A new test could identify individuals who are likely to develop potentially deadly calcium deposits in their tissues and blood vessels, a precursor to chronic kidney disease (CKD).
Heart disease is the number one killer of patients with CKD and vascular calcification is thought to play a major role in it. Such patients often have abnormally high blood calcium levels due to their compromised kidney function and the effects of commonly used medications.
Currently, physicians have no tools to determine an individual’s calcification risk, the Journal of the American Society of Nephrology reports.

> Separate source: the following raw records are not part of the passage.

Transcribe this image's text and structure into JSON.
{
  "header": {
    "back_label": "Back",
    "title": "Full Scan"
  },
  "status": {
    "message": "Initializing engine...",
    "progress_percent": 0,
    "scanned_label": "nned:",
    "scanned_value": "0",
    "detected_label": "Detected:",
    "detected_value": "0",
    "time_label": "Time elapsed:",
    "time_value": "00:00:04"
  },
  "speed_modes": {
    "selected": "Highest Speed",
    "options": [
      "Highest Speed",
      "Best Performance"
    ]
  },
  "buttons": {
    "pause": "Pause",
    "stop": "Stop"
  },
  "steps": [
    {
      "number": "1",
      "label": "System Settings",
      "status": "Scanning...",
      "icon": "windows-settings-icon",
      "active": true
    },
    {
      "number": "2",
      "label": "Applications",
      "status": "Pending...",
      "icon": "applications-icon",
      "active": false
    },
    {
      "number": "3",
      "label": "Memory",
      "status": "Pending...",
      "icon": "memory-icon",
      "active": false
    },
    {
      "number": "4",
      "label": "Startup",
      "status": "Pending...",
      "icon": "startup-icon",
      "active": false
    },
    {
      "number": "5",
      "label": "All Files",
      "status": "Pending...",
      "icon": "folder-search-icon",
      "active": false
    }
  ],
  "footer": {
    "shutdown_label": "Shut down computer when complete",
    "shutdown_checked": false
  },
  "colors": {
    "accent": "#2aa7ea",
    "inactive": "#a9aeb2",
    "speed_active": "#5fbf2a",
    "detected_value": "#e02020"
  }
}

Andreas Pasch, from the University Hospital and University of Bern, Inselspital, Switzerland, and colleagues who developed the pioneering new assay, have found that both the blood of mice deficient in a protein that inhibits calcification and the blood of CKD patients on dialysis had a reduced ability to inhibit calcification. Blood from healthy volunteers did not, according to a Bern statement.
“Our test may identify patients at risk for the development of calcification, may become an important tool for identifying and testing calcification inhibitors, and may provide the basis for treatment monitoring in patients who receive such inhibitors,” said Pasch, who co-authored the study with Stefan Farese, Steffen Graber, Johanna Wald, Walter Richtering, Jurgen Floege and Willi Jahnen-Dechent.